An Electronic Discovery Blog covering News, Articles
and Thoughts for the Legal and Corporate Community Author: Alexander H. Lubarsky, LL.M., Esq. - email@example.com - Tel. (415) 533-4166 OR 800-375-4222 THIS BLAWG IS NOT AFFILIATED WITH THE WEB SITES WWW.DISCOVERYRESOURCES.ORG OR WWW.DISCOVERYRESOURCES.COM
Sunday, September 12, 2004
Sake and Kinkos and Gavels oh my! 9.12.04
So I stroll up to the clerk's counter at the majestic Ninth Circuit Court in San Francisco, surrounded by crystal chandeliers and marble hallowed halls, the place is a bit intimidating if not downright demeaning. It really puts the insignificance of one's self into stark perspective.
My filing of a Petition for Review from a State Court appeal goes without a hitch. I realize that it is soon time for a web cast and I've gotta duck into a nice little nook with my cell and tablet pc close in hand. I ask the clerk if there is anywhere I can get a wireless connection at the courthouse. He tells me about cell phone reception. No, I says, not the cell phone ... ya know, the computer... internet. He says his brother in law once played a hand of blackjack on the internet for real money. Then he tells me there is some kind of computer plug thing in the library.
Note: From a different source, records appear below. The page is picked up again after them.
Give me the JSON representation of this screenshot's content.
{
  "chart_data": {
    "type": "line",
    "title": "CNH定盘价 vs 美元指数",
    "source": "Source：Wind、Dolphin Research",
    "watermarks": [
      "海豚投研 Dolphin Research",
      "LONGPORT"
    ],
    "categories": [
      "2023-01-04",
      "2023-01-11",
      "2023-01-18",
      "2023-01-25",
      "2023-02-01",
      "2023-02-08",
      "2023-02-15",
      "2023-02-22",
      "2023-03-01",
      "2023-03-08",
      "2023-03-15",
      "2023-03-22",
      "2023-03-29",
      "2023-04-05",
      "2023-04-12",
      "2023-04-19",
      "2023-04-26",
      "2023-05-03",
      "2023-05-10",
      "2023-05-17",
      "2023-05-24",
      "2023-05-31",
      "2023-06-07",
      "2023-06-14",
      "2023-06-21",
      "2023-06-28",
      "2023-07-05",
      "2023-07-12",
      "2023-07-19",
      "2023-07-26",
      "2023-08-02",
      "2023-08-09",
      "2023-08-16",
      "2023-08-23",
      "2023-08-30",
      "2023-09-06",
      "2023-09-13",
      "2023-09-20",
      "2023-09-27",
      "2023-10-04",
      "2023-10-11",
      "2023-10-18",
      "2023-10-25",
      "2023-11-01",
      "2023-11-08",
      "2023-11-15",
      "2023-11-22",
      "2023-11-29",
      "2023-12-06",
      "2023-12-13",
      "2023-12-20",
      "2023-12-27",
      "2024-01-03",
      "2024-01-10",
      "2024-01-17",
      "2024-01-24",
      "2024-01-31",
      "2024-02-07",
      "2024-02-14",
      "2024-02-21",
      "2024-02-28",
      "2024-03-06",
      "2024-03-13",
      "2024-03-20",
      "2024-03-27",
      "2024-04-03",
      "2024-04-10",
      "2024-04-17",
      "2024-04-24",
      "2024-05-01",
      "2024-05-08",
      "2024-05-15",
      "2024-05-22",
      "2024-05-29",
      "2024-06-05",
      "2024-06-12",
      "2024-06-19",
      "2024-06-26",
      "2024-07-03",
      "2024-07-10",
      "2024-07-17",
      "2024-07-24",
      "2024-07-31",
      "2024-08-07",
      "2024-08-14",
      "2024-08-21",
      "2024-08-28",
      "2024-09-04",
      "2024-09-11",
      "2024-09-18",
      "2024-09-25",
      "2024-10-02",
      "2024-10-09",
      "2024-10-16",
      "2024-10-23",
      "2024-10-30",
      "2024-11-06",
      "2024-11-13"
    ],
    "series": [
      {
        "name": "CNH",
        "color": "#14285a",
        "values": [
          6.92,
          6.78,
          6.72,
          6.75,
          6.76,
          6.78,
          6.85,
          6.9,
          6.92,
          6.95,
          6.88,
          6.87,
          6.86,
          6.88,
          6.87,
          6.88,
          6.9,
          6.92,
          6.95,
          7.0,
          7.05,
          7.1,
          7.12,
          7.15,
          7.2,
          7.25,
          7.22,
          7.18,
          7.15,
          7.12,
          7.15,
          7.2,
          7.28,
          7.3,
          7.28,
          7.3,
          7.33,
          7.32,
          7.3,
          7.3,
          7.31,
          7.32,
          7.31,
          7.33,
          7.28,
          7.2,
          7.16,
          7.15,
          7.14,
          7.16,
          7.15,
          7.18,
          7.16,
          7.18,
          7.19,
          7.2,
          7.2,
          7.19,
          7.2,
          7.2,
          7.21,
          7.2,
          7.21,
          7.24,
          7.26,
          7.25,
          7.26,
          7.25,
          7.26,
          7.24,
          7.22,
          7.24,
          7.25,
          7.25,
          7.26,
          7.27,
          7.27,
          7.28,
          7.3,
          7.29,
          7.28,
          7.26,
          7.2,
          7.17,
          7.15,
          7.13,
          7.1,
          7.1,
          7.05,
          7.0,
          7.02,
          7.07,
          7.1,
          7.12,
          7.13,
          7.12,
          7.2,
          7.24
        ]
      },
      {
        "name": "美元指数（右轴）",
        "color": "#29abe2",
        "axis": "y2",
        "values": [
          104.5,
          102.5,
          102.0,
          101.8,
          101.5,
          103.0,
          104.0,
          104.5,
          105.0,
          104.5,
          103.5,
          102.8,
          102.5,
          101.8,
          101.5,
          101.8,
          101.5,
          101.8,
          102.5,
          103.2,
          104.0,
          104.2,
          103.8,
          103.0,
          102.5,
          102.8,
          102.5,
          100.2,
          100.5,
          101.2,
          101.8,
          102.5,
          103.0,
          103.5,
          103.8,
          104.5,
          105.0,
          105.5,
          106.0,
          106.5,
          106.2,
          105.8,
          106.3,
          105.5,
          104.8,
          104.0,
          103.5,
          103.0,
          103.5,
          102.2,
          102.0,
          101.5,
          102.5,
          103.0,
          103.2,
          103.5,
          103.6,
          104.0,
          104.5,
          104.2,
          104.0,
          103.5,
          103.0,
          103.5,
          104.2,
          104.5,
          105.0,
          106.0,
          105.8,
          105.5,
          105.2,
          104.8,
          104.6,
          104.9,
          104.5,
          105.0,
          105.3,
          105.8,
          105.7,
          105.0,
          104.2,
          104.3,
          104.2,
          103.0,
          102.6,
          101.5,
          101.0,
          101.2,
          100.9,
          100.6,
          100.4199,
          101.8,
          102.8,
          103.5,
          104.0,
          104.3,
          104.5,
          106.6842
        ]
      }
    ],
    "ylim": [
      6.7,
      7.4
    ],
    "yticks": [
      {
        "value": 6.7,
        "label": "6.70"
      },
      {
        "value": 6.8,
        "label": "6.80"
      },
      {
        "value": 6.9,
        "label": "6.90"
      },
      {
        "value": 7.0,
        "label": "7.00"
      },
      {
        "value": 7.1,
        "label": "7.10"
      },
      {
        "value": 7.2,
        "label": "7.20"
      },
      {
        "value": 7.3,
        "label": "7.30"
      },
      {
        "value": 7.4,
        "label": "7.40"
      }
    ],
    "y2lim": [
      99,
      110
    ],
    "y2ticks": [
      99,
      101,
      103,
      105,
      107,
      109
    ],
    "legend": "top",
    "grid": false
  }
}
I run to the library to find that the computer hook up thing is a universal power adapter that someone most likely left behind as they nervously scuttled up the marble stairs to face a nine judge appellate panel clutching gavels and perfecting their imposing frowns... I stroll over to the law librarian and he says that if I am not a court employee, then there is no access for me. "You're not a court employee, are you?" he asks. I feel like lying right there in the State's highest courthouse and literally standing beneath sitting Federal Circuit judges whose murmurs from the chambers above can be heard through the library's ceiling. My good upbringing gets the better of me and I make a mad dash for the nearest Kinkos.
The lack of technology at the Ninth Circuit makes the new advisory proposal concerning e-discovery come as a shock if not a pleasant surprise. The Court has proposed an absolute duty for counsel to notify opposing counsel of electronic evidence which is likely germane to the litigation at hand and a meet and confer is required to facilitate such. Also, if one party can reasonably show a need for preservation, the court's standards for granting such an order has been lowered and we'll see much more in the way of preservation orders in this jurisdiction. The court is also considering requiring digital production via native or .tiff or some other format that is not paper. This will make the litigators just as happy as the environmentalists. The Chief Justice of the Ninth Circuit deserves a kiss from Julia Butterfly whatshername tree sitter... Finally, the courts suggest that responses to RFP's should indicate which types of media have been harvested and reviewed. This will help minimize the "you hid the smoking gun" allegations that are a staple in modern litigation.
The guy at Kinkos directed me to a Starbucks but I did not have the password there. I finally ended up at a sushi joint that specializes in Spider Rolls and DSL connections... Ever tried giving a presentation while chewing on sashimi and knocking down a few sakes?